Двенадцатого случился на кухне пожар. Кое-как успели загасить пламя, никто не пострадал, но фанерная, высушенная до звона крыша успела сгореть, и вид у кухни стал унылый, голый, и невольно думалось, – случай не к добру. На полдня задержали горючее — это в такой-то момент!— и бригадир не находил себе места от злости. Стало вдруг заметно, ребята перестали бриться, Марья Абрамовна пересолила суп, и вообще повеяло от когда-то веселого, живого стана безнадежной усталостью. Что ж, дело сделано, вся область уже знает о том, а они работают, не покладая рук.
Дело сделано, а сотни гектаров хлеба стоят на корню...
Двенадцатого ночью Хлынов и Танька Звон работали па соседних загонках, рядом. Остановили машины глухой ночью. Было пасмурно, очень темно, небо висело низко, зловеще, комбайны, похожие на усталых животных, опустивших кургузые хоботы, едва виднелись на фоне неба.

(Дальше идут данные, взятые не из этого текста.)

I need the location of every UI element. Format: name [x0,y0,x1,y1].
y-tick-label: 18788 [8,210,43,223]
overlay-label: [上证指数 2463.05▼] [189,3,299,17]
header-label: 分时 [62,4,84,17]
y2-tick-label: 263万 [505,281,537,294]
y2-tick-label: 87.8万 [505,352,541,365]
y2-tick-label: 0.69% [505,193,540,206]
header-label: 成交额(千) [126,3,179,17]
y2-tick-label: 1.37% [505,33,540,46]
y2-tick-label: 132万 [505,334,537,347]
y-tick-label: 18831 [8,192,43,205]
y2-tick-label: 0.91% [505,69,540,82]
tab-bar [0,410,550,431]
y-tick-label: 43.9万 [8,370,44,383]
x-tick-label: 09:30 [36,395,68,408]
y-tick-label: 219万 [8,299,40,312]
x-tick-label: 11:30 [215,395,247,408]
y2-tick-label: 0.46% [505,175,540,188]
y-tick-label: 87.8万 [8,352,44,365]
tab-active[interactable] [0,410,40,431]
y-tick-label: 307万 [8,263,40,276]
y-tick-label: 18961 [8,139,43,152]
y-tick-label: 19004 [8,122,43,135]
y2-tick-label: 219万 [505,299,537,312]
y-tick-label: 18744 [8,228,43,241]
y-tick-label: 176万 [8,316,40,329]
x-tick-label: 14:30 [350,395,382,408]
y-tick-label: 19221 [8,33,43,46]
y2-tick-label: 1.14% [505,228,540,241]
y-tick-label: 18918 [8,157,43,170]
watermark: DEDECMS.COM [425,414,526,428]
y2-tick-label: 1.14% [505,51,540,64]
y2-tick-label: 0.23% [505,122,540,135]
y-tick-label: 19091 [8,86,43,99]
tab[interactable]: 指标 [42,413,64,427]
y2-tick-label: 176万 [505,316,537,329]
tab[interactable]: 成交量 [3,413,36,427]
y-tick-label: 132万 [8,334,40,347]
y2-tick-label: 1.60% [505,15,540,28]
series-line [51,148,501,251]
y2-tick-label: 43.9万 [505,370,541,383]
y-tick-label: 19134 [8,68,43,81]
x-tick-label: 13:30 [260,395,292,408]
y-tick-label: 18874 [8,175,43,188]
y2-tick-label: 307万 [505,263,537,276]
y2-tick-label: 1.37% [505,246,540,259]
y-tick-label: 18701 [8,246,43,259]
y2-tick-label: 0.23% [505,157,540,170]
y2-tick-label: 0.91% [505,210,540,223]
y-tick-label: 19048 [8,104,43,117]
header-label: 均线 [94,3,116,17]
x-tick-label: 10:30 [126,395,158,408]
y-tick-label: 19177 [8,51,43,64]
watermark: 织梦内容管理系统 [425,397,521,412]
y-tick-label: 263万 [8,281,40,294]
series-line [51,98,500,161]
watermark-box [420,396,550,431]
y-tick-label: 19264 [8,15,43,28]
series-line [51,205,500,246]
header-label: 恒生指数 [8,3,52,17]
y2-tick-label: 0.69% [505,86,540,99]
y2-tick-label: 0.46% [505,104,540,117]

Танька перешла загонку с телогрейкой на одном плече, приблизилась к Хлынову.
— Холодно, Сергей!— сказала она напряженно громко.— Давай вместе вздремнем.
— Вместе так вместе,— устало согласился Сергей. Она оживилась, будто и не устала, начала сгребать валки, переносить их на жнею, устраивать лежбище.
— Моя телогрейка поменьше, постелим ее вниз,— говорила она деловито.— А твоя побольше, ею накроемся.
Голос ее изменился, стал непривычно ласковым, и она впервые показалась Сергею жалкой, слабенькой девчонкой, и доброй.
Становилось все холоднее, и только под пшеницей они могли найти спасение от холода.
Она легла первой и молча ждала Хлынова.
Он прилег рядом, на краешек, но она притянула его ближе. Сергей покорно придвинулся, так было удобней и теплее. Пахло от нее комбайном, полем, непросохшей травой.
— Спать давай, Танька,— сказал он хрипловато-сонным голосом.— Ты молодец, ты работяга, Танька...
Она ничего не ответила, посмотрела на него и, убедившись, что он закрыл глаза и всерьез, без притворства засыпает, тормошнула его:
— Сергей, подожди! – Он открыл глаза.
— Спи, Таня, спи... Завтра опять за штурвал, передышки не будет. Еще ведь чёрт знает сколько...
Сергей снова закрыл глаза. Танька сильно затормошила его, припала горячими губами к его колючей щеке. Он сонно помотал головой, высвобождаясь. Танька возмущенно приподнялась, сказала с болью:
— Сергей, но я не могу спать! Слышишь, Сергей!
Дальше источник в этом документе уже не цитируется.